Westpac also announced it would scrap or trim the bonuses of its executive team after federal Treasurer Josh Frydenberg rebuked the lender and flagged potential disqualification of its board members and executives under new laws introduced in response to the banking royal commission.
IJM said it had already begun discussions with Westpac on how it can partner in the fight to combat OSEC, also known as cybersex trafficking of children, within the Philippines and beyond.
It said this new criminal activity has been facilitated in low to middle-income nations across the world by rapid growth in internet accessibility, increased use of mobile devices, a high number of vulnerable children and access to easy online payment mechanisms.
While the Philippines has become the centre of the supply side of this crime, the demand is global and often goes undetected, traversing borders because of technology, endangering the most vulnerable.
IJM Australia’s Caroly Houmes said the organisation was one of the early identifiers and responders to this type of child trafficking after it emerged in force in 2011. IJM and the Philippines government had implemented a holistic program to combat OSEC alongside law enforcement agencies, local and international civil society organisations, and local community leaders.
“Through IJM’s casework and system capacity building efforts, we have begun to see meaningful impact within the Philippines and will now further look to extend this into other communities affected by the crime of OSEC,” Houmes said.
“IJM welcomes Westpac’s efforts to remedy the recent allegations and supports their strong efforts to make a positive and dramatic impact.” – Atty Sam Inocencio
Since 2011, IJM has supported 153 OSEC operations in which 559 victims were rescued, 235 suspects were arrested, and 73 convictions were secured. In more than 69 per cent of these cases, the perpetrator in the Philippines is the parent, relative, close family friend, or neighbour of the victim(s).

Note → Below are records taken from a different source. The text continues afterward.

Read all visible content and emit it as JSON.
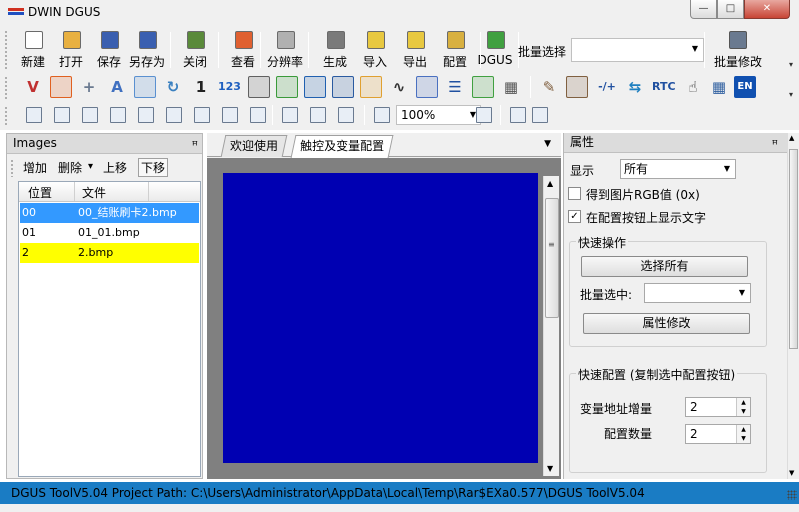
{
  "window": {
    "title": "DWIN DGUS",
    "min_label": "—",
    "max_label": "□",
    "close_label": "✕"
  },
  "toolbar_main": [
    {
      "id": "new",
      "label": "新建",
      "icon": "new-file-icon",
      "color": "#ffffff"
    },
    {
      "id": "open",
      "label": "打开",
      "icon": "open-folder-icon",
      "color": "#e8b040"
    },
    {
      "id": "save",
      "label": "保存",
      "icon": "save-icon",
      "color": "#3a5fb0"
    },
    {
      "id": "save-as",
      "label": "另存为",
      "icon": "save-as-icon",
      "color": "#3a5fb0"
    },
    {
      "id": "close",
      "label": "关闭",
      "icon": "close-project-icon",
      "color": "#5a8a3a"
    },
    {
      "id": "view",
      "label": "查看",
      "icon": "view-icon",
      "color": "#e06030"
    },
    {
      "id": "resolution",
      "label": "分辨率",
      "icon": "resolution-icon",
      "color": "#b0b0b0"
    },
    {
      "id": "generate",
      "label": "生成",
      "icon": "generate-icon",
      "color": "#7a7a7a"
    },
    {
      "id": "import",
      "label": "导入",
      "icon": "import-icon",
      "color": "#e8c840"
    },
    {
      "id": "export",
      "label": "导出",
      "icon": "export-icon",
      "color": "#e8c840"
    },
    {
      "id": "config",
      "label": "配置",
      "icon": "config-icon",
      "color": "#d8b040"
    },
    {
      "id": "dgus",
      "label": "DGUS",
      "icon": "dgus-download-icon",
      "color": "#40a040"
    }
  ],
  "batch_select": {
    "label": "批量选择",
    "value": "",
    "dropdown_arrow": "▼"
  },
  "batch_modify": {
    "label": "批量修改",
    "icon": "batch-modify-icon",
    "color": "#6a7a90"
  },
  "toolbar_controls": [
    {
      "icon": "variable-icon",
      "color": "#c03030",
      "glyph": "V"
    },
    {
      "icon": "icon-tool-icon",
      "color": "#e06020",
      "glyph": ""
    },
    {
      "icon": "increment-icon",
      "color": "#6a7a90",
      "glyph": "+"
    },
    {
      "icon": "slider-icon",
      "color": "#4070c0",
      "glyph": "A"
    },
    {
      "icon": "image-icon",
      "color": "#5a90d0",
      "glyph": ""
    },
    {
      "icon": "rotate-icon",
      "color": "#3a80c0",
      "glyph": "↻"
    },
    {
      "icon": "number-input-icon",
      "color": "#222222",
      "glyph": "1"
    },
    {
      "icon": "number-display-icon",
      "color": "#2060c0",
      "glyph": "123"
    },
    {
      "icon": "text-display-icon",
      "color": "#606060",
      "glyph": ""
    },
    {
      "icon": "data-transfer-icon",
      "color": "#3a9a3a",
      "glyph": ""
    },
    {
      "icon": "clock-icon",
      "color": "#2060b0",
      "glyph": ""
    },
    {
      "icon": "screen-icon",
      "color": "#2a5aa0",
      "glyph": ""
    },
    {
      "icon": "globe-icon",
      "color": "#e0a030",
      "glyph": ""
    },
    {
      "icon": "curve-icon",
      "color": "#333333",
      "glyph": "∿"
    },
    {
      "icon": "shape-icon",
      "color": "#4a70c0",
      "glyph": ""
    },
    {
      "icon": "list-icon",
      "color": "#2050a0",
      "glyph": "☰"
    },
    {
      "icon": "toggle-icon",
      "color": "#40a040",
      "glyph": ""
    },
    {
      "icon": "qr-code-icon",
      "color": "#555555",
      "glyph": "▦"
    },
    {
      "icon": "edit-icon",
      "color": "#806040",
      "glyph": "✎"
    },
    {
      "icon": "form-edit-icon",
      "color": "#806040",
      "glyph": ""
    },
    {
      "icon": "plus-minus-icon",
      "color": "#2050a0",
      "glyph": "-/+"
    },
    {
      "icon": "sync-icon",
      "color": "#2080c0",
      "glyph": "⇆"
    },
    {
      "icon": "rtc-icon",
      "color": "#2050a0",
      "glyph": "RTC"
    },
    {
      "icon": "touch-hand-icon",
      "color": "#333333",
      "glyph": "☝"
    },
    {
      "icon": "keyboard-grid-icon",
      "color": "#3060a0",
      "glyph": "▦"
    },
    {
      "icon": "language-en-icon",
      "color": "#1050b0",
      "glyph": "EN"
    }
  ],
  "toolbar_align": [
    "align-left-icon",
    "align-center-icon",
    "align-right-icon",
    "align-top-icon",
    "align-middle-icon",
    "align-bottom-icon",
    "center-both-icon",
    "same-width-icon",
    "same-height-icon",
    "copy-icon",
    "paste-icon",
    "delete-icon",
    "zoom-in-icon"
  ],
  "zoom": {
    "value": "100%",
    "dropdown_arrow": "▼",
    "after_icons": [
      "zoom-out-icon",
      "bring-front-icon",
      "send-back-icon"
    ]
  },
  "images_panel": {
    "title": "Images",
    "pin": "ꟸ",
    "buttons": {
      "add": "增加",
      "delete": "删除",
      "delete_arrow": "▾",
      "move_up": "上移",
      "move_down": "下移"
    },
    "columns": {
      "position": "位置",
      "file": "文件"
    },
    "rows": [
      {
        "position": "00",
        "file": "00_结账刷卡2.bmp",
        "state": "selected",
        "bg": "#3399ff",
        "fg": "#ffffff"
      },
      {
        "position": "01",
        "file": "01_01.bmp",
        "state": "normal",
        "bg": "#ffffff",
        "fg": "#000000"
      },
      {
        "position": "2",
        "file": "2.bmp",
        "state": "highlight",
        "bg": "#ffff00",
        "fg": "#000000"
      }
    ]
  },
  "tabs": [
    {
      "label": "欢迎使用",
      "active": false
    },
    {
      "label": "触控及变量配置",
      "active": true
    }
  ],
  "tab_menu_arrow": "▼",
  "canvas": {
    "color": "#0000b2"
  },
  "properties_panel": {
    "title": "属性",
    "display_label": "显示",
    "display_value": "所有",
    "get_rgb_label": "得到图片RGB值 (0x)",
    "get_rgb_checked": false,
    "show_text_label": "在配置按钮上显示文字",
    "show_text_checked": true,
    "quick_ops": {
      "title": "快速操作",
      "select_all": "选择所有",
      "batch_selected_label": "批量选中:",
      "batch_selected_value": "",
      "modify_button": "属性修改"
    },
    "quick_config": {
      "title": "快速配置 (复制选中配置按钮)",
      "var_increment_label": "变量地址增量",
      "var_increment_value": "2",
      "count_label": "配置数量",
      "count_value": "2"
    }
  },
  "statusbar": {
    "text": "DGUS ToolV5.04  Project Path: C:\\Users\\Administrator\\AppData\\Local\\Temp\\Rar$EXa0.577\\DGUS ToolV5.04",
    "bg": "#1a7cc4"
  }
}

Forty-four per cent of victims in IJM-supported OSEC cases are 12 years or younger, with the youngest victim IJM has rescued being a two-month old baby.
IJM says some of the situations that occurred through Westpac’s payment system are directly connected to some survivors who were rescued through IJM partners.
Atty Sam Inocencio, IJM Philippines National Director, said, “Westpac’s partnership with IJM can be significant in accelerating the progress in the fight against OSEC both in the Philippines and around the world, thus resulting in the greater protection of vulnerable children.”
“IJM welcomes Westpac’s efforts to remedy the recent allegations and supports their strong efforts to make a positive and dramatic impact in ending OSEC. We hope that partnerships such as these will encourage the global business community and governments to prioritise and invest in child protection.”